Even after retiring from the Federal Public Service, some past employees are still attempting to apprehend missing pay, and in some case, paying back debt to the federal government due to previous overpayments. Current and past employees have reported that the inconsistencies in their pay has negatively impacted their mental health. To remove themselves from the stress and anxiety that Phoenix has caused them, some employees have opted for early retirement, surrendering their full pensions.

=== Causes ===
There have been several causes put forward for Phoenix's problems. Government managers have blamed the lack of training for employees, particularly those in the new Miramichi pay centre. Federal unions have blamed IBM, drawing comparisons with the 2010 Queensland Health payroll problems, which also involved IBM, and eventually cost $1.2 billion. The former Conservative government has been blamed for cutting employees too quickly and under-spending on training. The Liberal government has been blamed for rolling out the system too quickly and ignoring warning signs.

==Replacement==
In May 2019 the federal government named three companies that will compete to replace the Phoenix pay system. In 2018, the government had announced a plan to eventually scrap Phoenix, but only after a new system with improved technology is put in place. The new system needs to be adjustable and able to change with new technology and government needs, contrasting the Phoenix pay system which had to be adapted frequently.

The three companies chosen to compete as the replacement are as follows: Ceridian (a US-based pay systems specialist with offices across Canada), SAP (a German multinational that creates business management software), and Workday (a US-based cloud applications provider). All three companies were on a short list of five vendors released in 2018.

The Treasury Board’s reasoning for picking three finalists was to give the government flexibility in their decision to make sure they had options in the event they need to pivot to a different solution.

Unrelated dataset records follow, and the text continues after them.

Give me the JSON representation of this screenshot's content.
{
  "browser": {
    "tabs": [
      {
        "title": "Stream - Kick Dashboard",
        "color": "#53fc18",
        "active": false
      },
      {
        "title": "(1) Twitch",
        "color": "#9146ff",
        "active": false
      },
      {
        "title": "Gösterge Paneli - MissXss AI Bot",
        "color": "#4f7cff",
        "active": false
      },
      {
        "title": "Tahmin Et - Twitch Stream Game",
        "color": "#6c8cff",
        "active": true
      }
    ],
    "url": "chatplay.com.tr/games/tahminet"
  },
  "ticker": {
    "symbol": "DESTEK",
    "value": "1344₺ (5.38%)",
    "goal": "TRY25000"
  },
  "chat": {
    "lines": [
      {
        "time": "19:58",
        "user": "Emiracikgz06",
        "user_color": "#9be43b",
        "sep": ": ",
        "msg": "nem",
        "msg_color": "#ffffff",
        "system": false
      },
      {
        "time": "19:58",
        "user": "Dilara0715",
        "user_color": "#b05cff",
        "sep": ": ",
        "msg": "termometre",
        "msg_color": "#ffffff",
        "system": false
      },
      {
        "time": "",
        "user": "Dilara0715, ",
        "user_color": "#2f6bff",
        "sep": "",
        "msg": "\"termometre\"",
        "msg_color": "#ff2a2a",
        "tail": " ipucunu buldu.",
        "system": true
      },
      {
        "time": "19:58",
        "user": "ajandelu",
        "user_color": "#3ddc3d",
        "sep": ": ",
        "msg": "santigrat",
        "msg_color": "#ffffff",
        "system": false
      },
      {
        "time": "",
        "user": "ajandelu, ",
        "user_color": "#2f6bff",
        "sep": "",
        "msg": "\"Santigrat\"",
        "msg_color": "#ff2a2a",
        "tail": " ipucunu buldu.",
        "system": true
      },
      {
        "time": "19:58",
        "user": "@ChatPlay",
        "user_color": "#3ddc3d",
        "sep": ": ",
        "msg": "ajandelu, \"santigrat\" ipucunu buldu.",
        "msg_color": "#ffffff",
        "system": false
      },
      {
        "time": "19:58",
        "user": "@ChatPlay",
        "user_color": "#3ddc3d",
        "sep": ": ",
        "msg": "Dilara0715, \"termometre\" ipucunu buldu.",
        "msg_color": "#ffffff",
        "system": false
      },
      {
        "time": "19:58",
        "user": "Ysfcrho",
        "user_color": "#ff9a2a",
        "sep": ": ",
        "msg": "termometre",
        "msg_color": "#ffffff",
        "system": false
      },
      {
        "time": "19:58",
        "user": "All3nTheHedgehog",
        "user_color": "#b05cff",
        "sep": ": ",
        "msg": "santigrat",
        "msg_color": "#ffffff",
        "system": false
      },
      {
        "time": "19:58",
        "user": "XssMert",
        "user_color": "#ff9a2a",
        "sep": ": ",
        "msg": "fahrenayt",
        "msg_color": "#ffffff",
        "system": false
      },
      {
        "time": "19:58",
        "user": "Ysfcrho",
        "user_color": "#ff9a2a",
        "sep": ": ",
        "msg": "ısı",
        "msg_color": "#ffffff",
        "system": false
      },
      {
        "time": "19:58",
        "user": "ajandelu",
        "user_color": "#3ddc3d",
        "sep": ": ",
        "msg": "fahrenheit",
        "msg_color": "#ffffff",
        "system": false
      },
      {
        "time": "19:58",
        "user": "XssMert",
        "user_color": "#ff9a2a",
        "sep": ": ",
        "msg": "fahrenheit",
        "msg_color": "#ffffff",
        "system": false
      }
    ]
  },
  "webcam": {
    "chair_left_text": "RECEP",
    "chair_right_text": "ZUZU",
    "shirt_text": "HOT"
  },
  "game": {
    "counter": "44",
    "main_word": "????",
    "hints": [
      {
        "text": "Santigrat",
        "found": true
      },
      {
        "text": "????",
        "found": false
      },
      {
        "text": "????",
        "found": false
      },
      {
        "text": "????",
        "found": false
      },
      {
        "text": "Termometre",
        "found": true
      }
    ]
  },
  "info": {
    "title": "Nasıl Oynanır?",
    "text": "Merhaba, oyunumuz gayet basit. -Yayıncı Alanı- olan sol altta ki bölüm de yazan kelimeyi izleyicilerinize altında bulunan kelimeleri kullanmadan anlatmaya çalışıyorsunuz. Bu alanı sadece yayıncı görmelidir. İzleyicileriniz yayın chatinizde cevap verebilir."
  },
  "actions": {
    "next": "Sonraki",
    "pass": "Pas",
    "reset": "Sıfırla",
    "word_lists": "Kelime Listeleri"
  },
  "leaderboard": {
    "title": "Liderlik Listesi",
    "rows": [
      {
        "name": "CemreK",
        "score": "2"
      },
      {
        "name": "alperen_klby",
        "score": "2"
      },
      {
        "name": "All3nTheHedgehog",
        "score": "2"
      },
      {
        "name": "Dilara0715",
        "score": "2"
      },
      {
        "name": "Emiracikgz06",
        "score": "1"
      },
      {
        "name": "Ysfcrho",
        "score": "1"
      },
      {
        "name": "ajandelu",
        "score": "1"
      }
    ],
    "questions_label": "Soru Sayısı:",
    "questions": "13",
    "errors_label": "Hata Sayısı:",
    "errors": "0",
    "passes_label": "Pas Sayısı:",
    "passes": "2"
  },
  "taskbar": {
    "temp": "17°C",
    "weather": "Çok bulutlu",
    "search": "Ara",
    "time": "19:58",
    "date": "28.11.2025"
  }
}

Although one of the companies was to be picked for replacing the Phoenix pay system, the other remaining companies  could still be used for different elements.  Once a new system is picked, they will need to implement it in a way in which it can run while the old Phoenix system is being slowly eliminated.

Ceridian, a global human capital management software company which has a flagship cloud-based human capital management platform called Dayforce, won an eight-year, $16.9-million contract in 2021.

Since awarding the contract in 2021, a special committee named the Next Generation HR and Pay Joint Union Management Committee was created to "advance the mutual goal of discussing and identifying opportunities and considerations for a potential Next Generation HR and Pay solution as early in the process as possible and before formative decisions are implemented". This committee is made up of a combination of union representatives and federal government representatives. The committee was established to tackle issues, including but not limited to "identifying problematic areas and gaps with regard to Next Generation HR and Pay activities and developing specific solutions, strategies and approaches to address these problems". The committee will operate in a consulting capacity, and has stated "To consult does not imply unanimous or majority agreement. Where consensus cannot be reached, the reason will be documented." Furthermore, "Outcomes and discussions of the committee will not replace existing legislation or collective agreements". The main objective of this committee also includes simplifying the pay rules for public servants, in order to reduce the complexity of the development of Phoenix's replacement. This complexity of the current pay rules is a result of "negotiated rules for pay and benefits over 60 years that are specific to each of over 80 occupational groups in the public service." making it difficult to develop a single solution which can handle each occupational groups specific needs.

In June 2025, a ten-year contract worth $350.6 million was awarded to Ceridan for the Dayforce platform, with a ten-year extension option available.